Our judges showed a predilection for two sometimes contradictory elements of design: illustration and installation. Many of the featured illustrators incorporate textured, craft-based techniques to render good ideas with even better skill, as evident in the deceptively simple images from Jean Jullien, the importance of shadow in the work of Leslie David and Karim Charlebois-Zariffa, the physicality employed by letterpress artisan Mikey Burton, or the pattern “surface library” used by Lotta Nieminen.

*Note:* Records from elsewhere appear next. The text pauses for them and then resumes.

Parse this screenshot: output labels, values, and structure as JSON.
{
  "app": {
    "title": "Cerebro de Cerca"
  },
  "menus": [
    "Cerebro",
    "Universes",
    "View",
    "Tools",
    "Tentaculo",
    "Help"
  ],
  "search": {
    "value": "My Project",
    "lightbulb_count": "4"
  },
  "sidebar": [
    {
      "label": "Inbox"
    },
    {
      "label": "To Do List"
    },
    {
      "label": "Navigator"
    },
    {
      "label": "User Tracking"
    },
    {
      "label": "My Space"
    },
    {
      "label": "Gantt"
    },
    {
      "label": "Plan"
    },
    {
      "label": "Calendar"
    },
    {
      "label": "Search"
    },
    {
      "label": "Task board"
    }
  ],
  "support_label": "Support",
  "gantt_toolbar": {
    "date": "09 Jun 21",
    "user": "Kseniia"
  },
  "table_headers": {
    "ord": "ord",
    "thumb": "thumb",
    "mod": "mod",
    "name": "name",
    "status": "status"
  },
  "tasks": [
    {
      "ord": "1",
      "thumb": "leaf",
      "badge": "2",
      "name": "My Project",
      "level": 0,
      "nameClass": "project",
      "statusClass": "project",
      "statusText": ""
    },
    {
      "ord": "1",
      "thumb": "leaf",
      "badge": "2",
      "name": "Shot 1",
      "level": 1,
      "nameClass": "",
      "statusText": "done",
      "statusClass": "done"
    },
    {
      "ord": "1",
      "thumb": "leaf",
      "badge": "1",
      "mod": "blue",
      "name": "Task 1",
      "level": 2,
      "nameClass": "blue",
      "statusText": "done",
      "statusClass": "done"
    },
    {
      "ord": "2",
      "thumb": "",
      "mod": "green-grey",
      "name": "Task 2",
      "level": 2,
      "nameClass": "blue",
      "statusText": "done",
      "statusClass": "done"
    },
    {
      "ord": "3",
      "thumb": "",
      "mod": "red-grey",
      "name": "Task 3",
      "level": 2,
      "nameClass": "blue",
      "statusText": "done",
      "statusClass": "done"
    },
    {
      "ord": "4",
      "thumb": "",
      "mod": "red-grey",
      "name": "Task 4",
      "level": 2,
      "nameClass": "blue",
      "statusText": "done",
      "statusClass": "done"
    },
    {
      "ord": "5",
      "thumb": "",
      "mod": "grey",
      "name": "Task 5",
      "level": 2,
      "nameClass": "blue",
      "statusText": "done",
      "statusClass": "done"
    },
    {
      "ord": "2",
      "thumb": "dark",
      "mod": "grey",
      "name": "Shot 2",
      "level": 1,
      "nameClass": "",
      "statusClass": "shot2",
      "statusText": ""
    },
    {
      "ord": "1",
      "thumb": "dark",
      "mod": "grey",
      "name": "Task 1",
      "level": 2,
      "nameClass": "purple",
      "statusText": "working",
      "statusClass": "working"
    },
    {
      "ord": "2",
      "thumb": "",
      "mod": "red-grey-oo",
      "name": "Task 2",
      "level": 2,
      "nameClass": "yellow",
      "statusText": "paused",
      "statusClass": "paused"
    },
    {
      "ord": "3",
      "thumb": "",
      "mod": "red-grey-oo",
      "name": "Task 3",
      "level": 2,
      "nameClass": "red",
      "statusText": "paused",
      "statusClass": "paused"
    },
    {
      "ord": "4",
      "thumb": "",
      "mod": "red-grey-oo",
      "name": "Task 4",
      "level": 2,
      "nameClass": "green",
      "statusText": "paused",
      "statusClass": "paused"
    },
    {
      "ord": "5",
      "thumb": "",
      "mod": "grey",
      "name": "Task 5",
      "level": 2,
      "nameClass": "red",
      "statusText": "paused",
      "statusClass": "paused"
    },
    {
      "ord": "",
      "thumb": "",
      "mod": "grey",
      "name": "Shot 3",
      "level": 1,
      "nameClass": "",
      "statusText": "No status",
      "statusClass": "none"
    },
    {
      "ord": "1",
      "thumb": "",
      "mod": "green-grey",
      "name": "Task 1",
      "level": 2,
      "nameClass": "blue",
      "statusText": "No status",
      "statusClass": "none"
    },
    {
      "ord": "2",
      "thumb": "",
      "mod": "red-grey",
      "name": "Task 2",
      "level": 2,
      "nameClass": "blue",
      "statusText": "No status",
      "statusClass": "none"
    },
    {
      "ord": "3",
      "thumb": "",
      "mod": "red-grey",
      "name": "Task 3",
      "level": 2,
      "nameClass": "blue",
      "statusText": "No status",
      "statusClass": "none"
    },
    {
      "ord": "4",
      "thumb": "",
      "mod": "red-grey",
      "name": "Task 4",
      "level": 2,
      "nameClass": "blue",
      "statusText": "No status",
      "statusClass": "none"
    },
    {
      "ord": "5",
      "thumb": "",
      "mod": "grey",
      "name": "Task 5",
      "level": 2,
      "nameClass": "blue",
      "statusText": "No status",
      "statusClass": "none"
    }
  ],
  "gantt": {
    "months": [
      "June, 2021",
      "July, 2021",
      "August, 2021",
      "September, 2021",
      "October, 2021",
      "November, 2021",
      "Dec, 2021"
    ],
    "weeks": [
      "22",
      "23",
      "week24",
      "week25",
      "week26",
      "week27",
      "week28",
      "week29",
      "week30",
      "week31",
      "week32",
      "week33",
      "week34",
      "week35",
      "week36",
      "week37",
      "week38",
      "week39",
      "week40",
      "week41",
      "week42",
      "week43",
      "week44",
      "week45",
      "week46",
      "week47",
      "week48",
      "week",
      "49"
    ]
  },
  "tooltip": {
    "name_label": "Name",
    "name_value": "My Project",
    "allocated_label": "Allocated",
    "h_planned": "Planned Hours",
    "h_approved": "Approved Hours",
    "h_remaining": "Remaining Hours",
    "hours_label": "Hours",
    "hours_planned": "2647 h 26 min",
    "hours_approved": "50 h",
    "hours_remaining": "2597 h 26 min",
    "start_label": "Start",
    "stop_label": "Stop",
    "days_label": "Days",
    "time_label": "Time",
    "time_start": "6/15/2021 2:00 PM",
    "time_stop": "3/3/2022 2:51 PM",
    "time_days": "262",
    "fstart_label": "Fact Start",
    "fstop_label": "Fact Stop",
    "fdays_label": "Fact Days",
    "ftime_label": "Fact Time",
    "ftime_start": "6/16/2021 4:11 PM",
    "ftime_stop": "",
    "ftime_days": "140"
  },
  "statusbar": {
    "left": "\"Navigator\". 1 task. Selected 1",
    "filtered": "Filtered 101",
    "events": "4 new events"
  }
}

Nature actively influences much of the work as well, even if the results vary. Emmanuel Romeuf and the duo Always With Honor draw inspiration from childhoods spent in the mountains, while Sam Weber reimagines the forests of his native Canada. And though none self-identify as type designers, they all nonetheless engage with letters on both a cerebral level—as Jonathan Puckey does in “Typographic Rhythms”—and a visceral one. Oliver Munday’s alphabet of maimed GI Joe soldiers, for example, is a poignant type experiment. Bondé Prang’s collateral for House Industries, meanwhile, features imaginative typographic play.
Installation, or three-dimensional design, asserts itself in both digital and print environments, such as in Aaron Koblin’s information visualizations or Katrin Schacke’s visual metaphors depicting the universe. Taken all together, these designers are showing what they can do when some assembly is required, whether the result is a personal page or a public space.